Big and small symptoms are everywhere. Time passed, he notes, the Americans "filled their imagination with the same thing": in the 1950s, 70% of televisions used were listening. I like lucy. Today, while 93% of Americans have access to more than 500 channels, the most watched cable TV show, Hannity account for about 1% of the US population. In the last quarter of the 20th century, the average number of times Americans had fun at home decreased by almost 50%. Americans are hyperconnected but disconnected, with "fewer non-virtual friends than ever, for decades". With the US median (according to a Pew poll), a smartphone every 4.3 minutes and nearly 40% of 18-29 year olds connected online almost every minute, we are "addicted to distraction" and "dressed for a real community". Social media, the "tendrils of resentment" that Sasse calls the accelerators of political anger, create an indefinite "indignity loop" for "professional rage." -peddlers. And for those for whom the enemies have the psychic value of giving a coherence of life.
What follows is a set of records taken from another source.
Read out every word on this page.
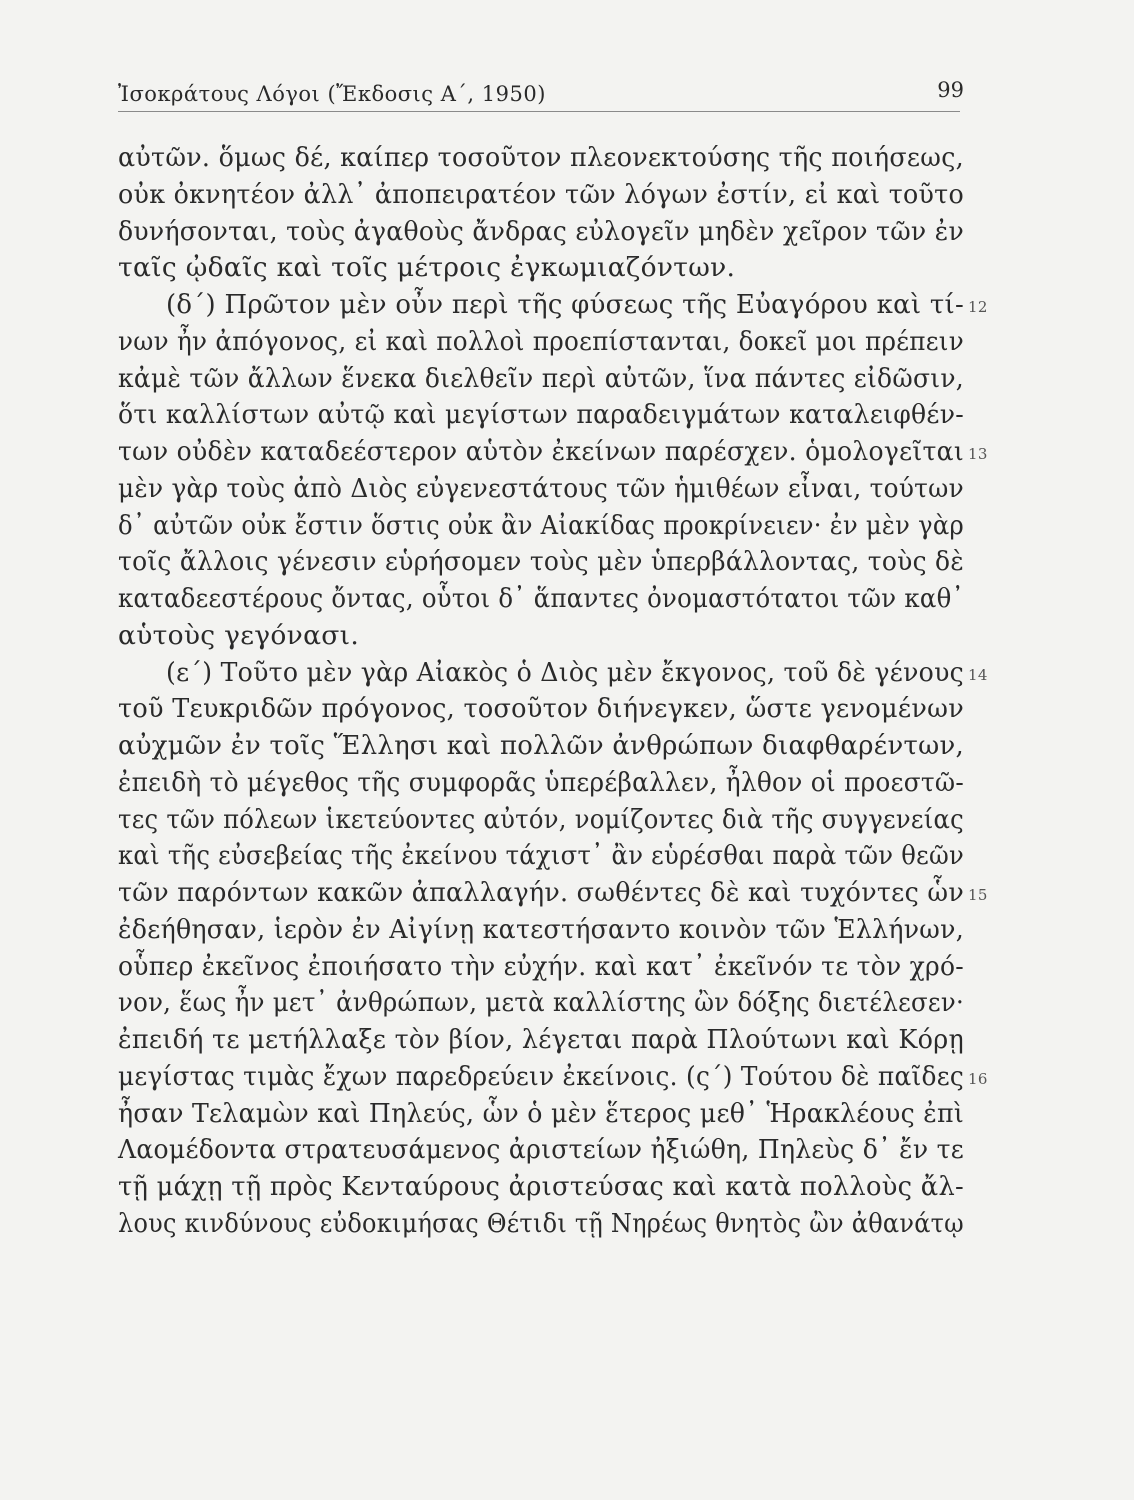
Ἰσοκράτους Λόγοι (Ἔκδοσις Α΄, 1950)	99
αὐτῶν. ὅμως δέ, καίπερ τοσοῦτον πλεονεκτούσης τῆς ποιήσεως,
οὐκ ὀκνητέον ἀλλ᾿ ἀποπειρατέον τῶν λόγων ἐστίν, εἰ καὶ τοῦτο
δυνήσονται, τοὺς ἀγαθοὺς ἄνδρας εὐλογεῖν μηδὲν χεῖρον τῶν ἐν
ταῖς ᾠδαῖς καὶ τοῖς μέτροις ἐγκωμιαζόντων.
(δ΄) Πρῶτον μὲν οὖν περὶ τῆς φύσεως τῆς Εὐαγόρου καὶ τί- 12
νων ἦν ἀπόγονος, εἰ καὶ πολλοὶ προεπίστανται, δοκεῖ μοι πρέπειν
κἀμὲ τῶν ἄλλων ἕνεκα διελθεῖν περὶ αὐτῶν, ἵνα πάντες εἰδῶσιν,
ὅτι καλλίστων αὐτῷ καὶ μεγίστων παραδειγμάτων καταλειφθέν-
των οὐδὲν καταδεέστερον αὑτὸν ἐκείνων παρέσχεν. ὁμολογεῖται 13
μὲν γὰρ τοὺς ἀπὸ Διὸς εὐγενεστάτους τῶν ἡμιθέων εἶναι, τούτων
δ᾿ αὐτῶν οὐκ ἔστιν ὅστις οὐκ ἂν Αἰακίδας προκρίνειεν· ἐν μὲν γὰρ
τοῖς ἄλλοις γένεσιν εὑρήσομεν τοὺς μὲν ὑπερβάλλοντας, τοὺς δὲ
καταδεεστέρους ὄντας, οὗτοι δ᾿ ἅπαντες ὀνομαστότατοι τῶν καθ᾿
αὑτοὺς γεγόνασι.
(ε΄) Τοῦτο μὲν γὰρ Αἰακὸς ὁ Διὸς μὲν ἔκγονος, τοῦ δὲ γένους 14
τοῦ Τευκριδῶν πρόγονος, τοσοῦτον διήνεγκεν, ὥστε γενομένων
αὐχμῶν ἐν τοῖς Ἕλλησι καὶ πολλῶν ἀνθρώπων διαφθαρέντων,
ἐπειδὴ τὸ μέγεθος τῆς συμφορᾶς ὑπερέβαλλεν, ἦλθον οἱ προεστῶ-
τες τῶν πόλεων ἱκετεύοντες αὐτόν, νομίζοντες διὰ τῆς συγγενείας
καὶ τῆς εὐσεβείας τῆς ἐκείνου τάχιστ᾿ ἂν εὑρέσθαι παρὰ τῶν θεῶν
τῶν παρόντων κακῶν ἀπαλλαγήν. σωθέντες δὲ καὶ τυχόντες ὧν 15
ἐδεήθησαν, ἱερὸν ἐν Αἰγίνῃ κατεστήσαντο κοινὸν τῶν Ἑλλήνων,
οὗπερ ἐκεῖνος ἐποιήσατο τὴν εὐχήν. καὶ κατ᾿ ἐκεῖνόν τε τὸν χρό-
νον, ἕως ἦν μετ᾿ ἀνθρώπων, μετὰ καλλίστης ὢν δόξης διετέλεσεν·
ἐπειδή τε μετήλλαξε τὸν βίον, λέγεται παρὰ Πλούτωνι καὶ Κόρῃ
μεγίστας τιμὰς ἔχων παρεδρεύειν ἐκείνοις. (ς΄) Τούτου δὲ παῖδες 16
ἦσαν Τελαμὼν καὶ Πηλεύς, ὧν ὁ μὲν ἕτερος μεθ᾿ Ἡρακλέους ἐπὶ
Λαομέδοντα στρατευσάμενος ἀριστείων ἠξιώθη, Πηλεὺς δ᾿ ἔν τε
τῇ μάχῃ τῇ πρὸς Κενταύρους ἀριστεύσας καὶ κατὰ πολλοὺς ἄλ-
λους κινδύνους εὐδοκιμήσας Θέτιδι τῇ Νηρέως θνητὸς ὢν ἀθανάτῳ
The work, which Sasse calls "probably the most fundamental anchor of human identity," is at the beginning of a "dramatic upheaval," faster and more radical than the transformation of America itself. rural and agricultural country to an urban and industrial country. Alcoholism, at the origin of prohibition, was one of the answers to the social upheavals. Today, one of the reasons why the average lifespan of Americans has declined for three consecutive years is that many more people die from overdoses of drugs – one of the "diseases of despair" – annually that died during the whole Vietnam War. People "need to be needed," but analysts at McKinsey & Co. estimate that globally, 50% of paid activities – jobs – could be automated. currently demonstrated technologies. The largest job class in America is "driver" and, with the advent of autonomous vehicles, two-thirds of these jobs could disappear in a decade.

This future of accelerating flows exalts educated and socially agile people. It frightens those who, their erased job identities and their atomized communities, are not tempted by what Sasse calls "healthy local tribes" but by the political tribalism of grievances, or by chemical oblivion, or both. . In today's bifurcated country, 2016 was the tenth consecutive year in which 40% of American children were born out of wedlock. America has "two almost totally different cultures," exemplified by this: marriage, compared to nearly 70% of births among women with high school graduation or less.

Repairing the US physical infrastructure, while expensive, is conceptually simple and involves steel and concrete. The crumbling of America social Infrastructure is a challenge: we do not know how to develop what Sasse wants, "new habits of mind and heart. . . new neighborhood practices. "We know that a bigger government, which means greater saturation of society with politics, is not a sufficient answer.

Sasse, a fifth-generation Nebraskan who devotes his book to Kiwanis and Rotary clubs and other Fremont platoons in New Jersey (population of 26,000), wants to revive the feeling of hometown on Friday night. . "But Americans can not go home to Fremont anymore.